Leviticus provided their guidance and that Old Testament book is not exactly nuanced. Sodomy? Death. Bestiality? Death. Man has sex with his daughter-in-law? Death. Adultery? Death. You get the picture.And woe betide him who was really kinky....
The laws of Plymouth Colony echo Leviticus. You could be sentenced to death for sodomy, rape, buggery and, for a time, adultery. (Sodomy and buggery might be synonymous to us, but buggery apparently referred more to bestiality.)
Some Christian preachers today quote Leviticus 20, approvingly arguing that both the Old and New Testament are the infallible word of God.
In practice, though, even the Pilgrims did not typically enforce death for sex. In fact, only one person was put to death for a sex crime in the colony, poor Thomas Graunger, a teenage farm boy who, perhaps flush with the surge of hormones, turned to those he knew best. His story could make you look at the Thanksgiving turkey in a whole new way.Poor guy. I can sympathize. Many's the time I've laid in bed alone as a teenager, wondering if I'd ever get a date, and having odd thoughts about sheep...

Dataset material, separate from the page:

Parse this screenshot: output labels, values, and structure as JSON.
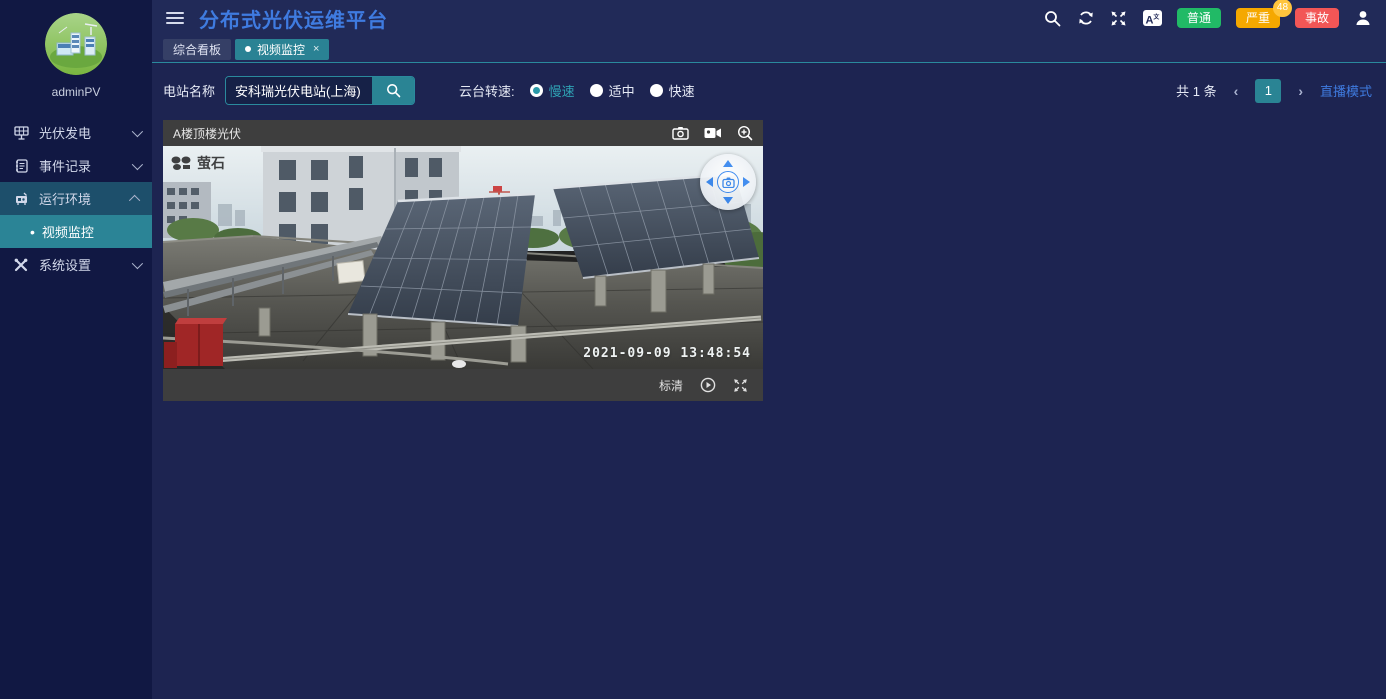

Governor William Bradford recounted the tale:
“He was this year detected of buggery, and indicted for the same, with a mare, a cow, two goats, five sheep, two calves and a turkey … He was first discovered by one that accidentally saw his lewd practice towards the mare. (I forbear particulars.) Being upon it examined and committed, in the end he not only confessed the fact with that beast at that time, but sundry times before and at several times with all the rest of the forenamed in his indictment.”
As punishment, he was forced to watch all the animals killed. At first, the court had a problem figuring out which sheep Thomas favored — sheep looking pretty much alike — but Thomas helpfully pointed out his sex partners. After being killed, they were buried in a pit, and then Thomas himself was hanged. If you wonder what the animals did to deserve it, Leviticus was cited by the court: “If a man lie with a beast, he shall surely be put to death; and ye shall slay the beast.”
And yet, as in modern times, there seems to be no dearth of people who refused to control their urges:
The story of Plymouth’s sex life isn’t all men and horses. There were also men and men, and men and women, or at least that seems to have been Edward Michell’s theory. He was put on trial “for his lewd [and] sodomitical practices tending to sodomy with Edward Preston, and other lewd carriages with Lydia Hatch.” He was sentenced to be publicly whipped, first at Plymouth and then Barnstable.[...]You'll notice that the punishment for NOT wearing the mark of the beast is much more severe than for earning it.
“Mary, the wife of Robert Mendame, of Duxborrow” was put on trial for “using dalliance diverse times with Tinsin, an Indian, and after committing the act of uncleanness with him … the Bench doth therefore censure the said Mary to be whipped at a cart’s tail through the town’s streets, and to wear a badge upon her left sleeve during her abroad within this government; and if she shall be found without it abroad, then to be burned in the face with a hot iron; and the said Tinsin, the Indian, to be well whipped with a halter about his neck at the post, because it arose through the allurement [and] enticement of the said Mary, that he was drawn thereunto.”
Well, keep that in mind as you stuff your bird today: as a nation, we've grown no more or less sexually than any random group of religious zealots. My best to you and yours on this holiday.
Me, I'm thankful for my friends, my daughter, the blogs that linked to me (even the ones stupid enough to unlink me because they take offense at my comments in defense of myself) and the fact my car still works. Oh...and my readers. Thank you.